As discussed in that earlier post, HHS asked the court reconsider the decision in March, but then subsequently suspended the risk adjustment program in June. After facing an outcry from ACA plans, however, HHS reinstated the program a few weeks later by releasing a final rule for 2017 (and later, a proposed rule for 2018) providing justification for budget neutrality.
Judge Browning’s recent ruling primarily affirms his earlier conclusion, rejecting HHS’s arguments that the risk adjustment program’s budget-neutrality was justified by appropriations restrictions and that, in the alternative, HHS was not required to justify budget-neutrality because commenters had not raised the issue in the payments rules from 2014 to 2017. The ruling does not opine on whether the 2017 final rule and 2018 proposed rule (which provide analogous justifications for budget neutrality) provided a sufficient justification. As such, the court’s ruling does not halt HHS from making risk adjustment payments for 2017 and going forward.

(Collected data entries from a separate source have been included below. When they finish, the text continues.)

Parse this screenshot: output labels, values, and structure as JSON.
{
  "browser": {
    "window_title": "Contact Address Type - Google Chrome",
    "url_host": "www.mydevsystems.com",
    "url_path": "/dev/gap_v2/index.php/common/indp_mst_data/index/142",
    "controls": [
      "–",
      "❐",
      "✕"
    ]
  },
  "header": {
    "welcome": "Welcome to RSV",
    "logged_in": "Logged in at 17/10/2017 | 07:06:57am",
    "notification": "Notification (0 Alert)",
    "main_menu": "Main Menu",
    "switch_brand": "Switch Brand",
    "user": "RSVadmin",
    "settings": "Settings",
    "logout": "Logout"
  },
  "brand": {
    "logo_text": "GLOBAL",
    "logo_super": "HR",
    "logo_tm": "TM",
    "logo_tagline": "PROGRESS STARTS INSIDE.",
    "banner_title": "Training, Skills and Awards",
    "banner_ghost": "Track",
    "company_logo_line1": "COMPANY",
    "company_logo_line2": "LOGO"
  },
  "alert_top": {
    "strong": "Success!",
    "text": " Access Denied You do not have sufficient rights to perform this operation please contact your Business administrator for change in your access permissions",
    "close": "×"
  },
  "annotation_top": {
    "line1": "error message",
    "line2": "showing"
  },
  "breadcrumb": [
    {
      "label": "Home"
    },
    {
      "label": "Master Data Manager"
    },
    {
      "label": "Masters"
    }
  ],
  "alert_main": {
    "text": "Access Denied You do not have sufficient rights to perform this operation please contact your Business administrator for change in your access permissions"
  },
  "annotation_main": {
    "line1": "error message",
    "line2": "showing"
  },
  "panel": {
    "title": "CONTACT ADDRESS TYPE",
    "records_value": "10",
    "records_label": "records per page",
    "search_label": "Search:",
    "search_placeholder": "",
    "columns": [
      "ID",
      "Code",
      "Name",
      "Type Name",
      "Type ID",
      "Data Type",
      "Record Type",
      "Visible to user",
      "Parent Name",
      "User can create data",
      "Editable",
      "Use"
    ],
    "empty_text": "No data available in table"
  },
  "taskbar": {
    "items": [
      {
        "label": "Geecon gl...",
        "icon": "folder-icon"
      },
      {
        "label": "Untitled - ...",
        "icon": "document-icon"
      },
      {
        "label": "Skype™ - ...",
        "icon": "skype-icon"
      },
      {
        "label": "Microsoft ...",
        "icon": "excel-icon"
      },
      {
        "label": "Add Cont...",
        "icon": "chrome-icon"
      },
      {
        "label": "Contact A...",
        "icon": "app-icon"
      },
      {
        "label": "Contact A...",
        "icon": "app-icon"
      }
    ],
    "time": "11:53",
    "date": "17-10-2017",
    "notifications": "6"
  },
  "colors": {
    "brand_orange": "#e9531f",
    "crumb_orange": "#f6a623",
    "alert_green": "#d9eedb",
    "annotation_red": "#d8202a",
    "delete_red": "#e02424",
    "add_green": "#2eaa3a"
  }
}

The Plaintiff brought a separate challenge against the 2017 final rule in August. Although it remains to be seen how the court will rule on that case, Judge Browning has already rejected some of the justifications for budget neutrality that HHS included in rulemaking, such as HHS’s assertion that it had no choice but to adopt budget neutrality due to Congress’s decision to never appropriate funds for risk adjustment transfers. It is also unclear how the courts will ultimately reconcile the ruling in New Mexico with the district court’s ruling in the Massachusetts case – which found that HHS’s use of budget neutrality was not arbitrary and capricious. For now, the only thing one can say about the risk adjustment program is that the litigation surrounding it is far from over.